Full-text search in Unblu

Installation options

You can run the search engine for Unblu Spark yourself or use a cloud service provider to run it for you as a service.

If you use the Unblu Cloud, Unblu configure the search engine for you.
AWS, Azure, and Google Cloud all offer services to run Elasticsearch and/or OpenSearch. Alternatively, you can deploy a search engine using a Kubernetes operator.

For more information, refer to your cloud service provider’s documentation.
If you run Unblu Spark on-premises, you can deploy a search engine in your Kubernetes cluster. For more information, refer to the documentation of your search engine of choice.

Indexing

Unblu Spark uses separate indices for each Unblu account. You thus have one index for conversations for each account running on a deployment of Unblu Spark.

Once you’ve created an index, Unblu Spark sends new messages in ongoing conversations to the search engine when it adds them to the Unblu database. Besides the message itself, Unblu also sends conversation metadata and context person labels to the search engine. If any of this information changes, all the conversation’s messages in the search engine are updated to reflect the change immediately.

Despite other data being sent to the search engine during indexing, only the text of the message itself is searchable.

Indexed messages

When indexing a conversation, all the messages in the conversation are added to the index as documents. This includes not just chat messages but system messages as well.

Reindexing

Reindexing takes place when triggered. It runs as a batch process, executed individually for each account. The batch process creates a new index and add all the items to the new index.

During reindexing, the old index is still available for searches, and new messages are added to both the old and the new index, so full-text search remains fully functional.

By default, reindexing isn’t triggered automatically. You can, however, configure Unblu to reindex messages automatically if the index mappings are out of date or incompatible. For more information, refer to Configuring Unblu full-text search.

Only users with the SUPER_ADMIN role can trigger reindexing.

Document schemas

Each index uses a document schema that describes the individual fields of the documents it contains. This allows to define different indexing behavior for different fields. For example, the search engine might use stemming on the message content but not on the conversation ID.

As Unblu evolves, so should the document schema. With this in mind, each schema is assigned a semantic version number.

When you launch Unblu, the Collaboration Server compares the version numbers of the schema used by the indices in the search engine and the product schema, that is, the schema specified in the Collaboration Server. The outcome of the check is one of the following:

UP_TO_DATE: The product schema and the schema in use have the same version number.
COMPATIBLE: The product schema and the schema in use differ in the patch version number. Unblu can both read from and write to the index. You should, however, consider reindexing.
SHOULD_REINDEX: The product schema and the schema in use differ in the minor version number. Unblu can read from the index but can’t write to it, so new messages won’t be added to the index. Full-text search will be available for old messages.
MUST_REINDEX: The product schema and the schema in use differ in the major version number. Unblu can neither read from nor write to the index. Full-text search will not be available.

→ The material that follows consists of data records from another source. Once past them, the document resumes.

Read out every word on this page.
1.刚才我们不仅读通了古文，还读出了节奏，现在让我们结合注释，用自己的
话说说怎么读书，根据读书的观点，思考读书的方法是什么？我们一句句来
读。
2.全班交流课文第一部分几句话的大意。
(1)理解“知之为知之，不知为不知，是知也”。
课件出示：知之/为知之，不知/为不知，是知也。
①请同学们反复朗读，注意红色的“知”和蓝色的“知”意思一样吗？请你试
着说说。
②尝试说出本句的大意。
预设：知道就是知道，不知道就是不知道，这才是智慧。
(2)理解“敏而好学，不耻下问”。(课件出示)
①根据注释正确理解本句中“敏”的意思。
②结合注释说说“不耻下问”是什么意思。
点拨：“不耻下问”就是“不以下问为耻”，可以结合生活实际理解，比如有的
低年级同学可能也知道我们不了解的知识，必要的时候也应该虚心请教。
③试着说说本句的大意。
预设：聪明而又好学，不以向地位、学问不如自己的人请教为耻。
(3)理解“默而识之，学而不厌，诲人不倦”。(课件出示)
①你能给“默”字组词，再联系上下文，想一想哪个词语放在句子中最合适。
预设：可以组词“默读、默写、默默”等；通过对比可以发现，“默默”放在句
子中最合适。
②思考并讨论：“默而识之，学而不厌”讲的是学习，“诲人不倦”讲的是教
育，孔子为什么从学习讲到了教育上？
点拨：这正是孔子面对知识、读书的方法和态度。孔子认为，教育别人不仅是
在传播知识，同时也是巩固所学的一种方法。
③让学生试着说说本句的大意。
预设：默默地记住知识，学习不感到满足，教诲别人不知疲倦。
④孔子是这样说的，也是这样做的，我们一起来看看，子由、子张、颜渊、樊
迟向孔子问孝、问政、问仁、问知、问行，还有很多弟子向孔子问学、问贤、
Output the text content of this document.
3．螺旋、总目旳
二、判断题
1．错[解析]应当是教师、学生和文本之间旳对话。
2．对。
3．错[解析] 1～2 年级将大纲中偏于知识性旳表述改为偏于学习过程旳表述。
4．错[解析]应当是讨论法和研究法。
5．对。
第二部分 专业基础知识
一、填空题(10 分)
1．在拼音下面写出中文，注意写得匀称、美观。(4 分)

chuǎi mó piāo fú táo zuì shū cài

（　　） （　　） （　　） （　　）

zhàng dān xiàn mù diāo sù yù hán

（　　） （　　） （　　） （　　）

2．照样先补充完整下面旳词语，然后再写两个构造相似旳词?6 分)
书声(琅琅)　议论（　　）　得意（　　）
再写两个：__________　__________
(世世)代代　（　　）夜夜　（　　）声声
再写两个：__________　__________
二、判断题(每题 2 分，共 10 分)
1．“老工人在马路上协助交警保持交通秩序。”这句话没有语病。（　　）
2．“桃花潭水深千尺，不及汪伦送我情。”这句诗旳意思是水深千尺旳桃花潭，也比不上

The result of the check is stored in the Unblu database along with the version of Unblu Spark.

The check is carried out for the first instance of Unblu Spark launched in a cluster.

Data synchronicity between Unblu Spark and the search engine

There’s no straightforward way to ascertain whether the data in the Unblu database and in the search engine index are out of sync with one another.

If you discover discrepancies between the two data sets, you must reindex the data in the databsase.

Filtering search results

When a users searches through chat messages, the search engine returns all the messages that match the term the user searched for. These results may include messages that the user isn’t authorized to view. The Collaboration Server therefore runs a process referred to as "post-filtering" to include only messages that the user is entitled to see.

As a result of post-filtering, the number of results actually displayed to the user can differ from the number of results the search engine returned. In the most extreme case, the user may not be allowed to view any of the results returned in one batch. This has a number of consequences:

Post-filtering breaks any pagination that the search engine provides. To work around this, the Unblu UI uses infinite scrolling.
To determine the number of results, Unblu would have to retrieve all of the matching messages, post-filter them, and then count the messages that remain.
If the worst case arises and the user isn’t allowed to view any of the message returned in a set of search results, the user must nevertheless actively scroll to the end of the search results. This triggers the retrieval of the next set of results.

If the user isn’t allowed to see any of the messages in the next set of results, they must actively scroll to the end of the results again to trigger the next call to the search engine.

Search function availability

At present, full-text search across multiple conversations is only available in the Agent Desk. The web API, JavaScript APIs, and mobile SDKs don’t support full-text search.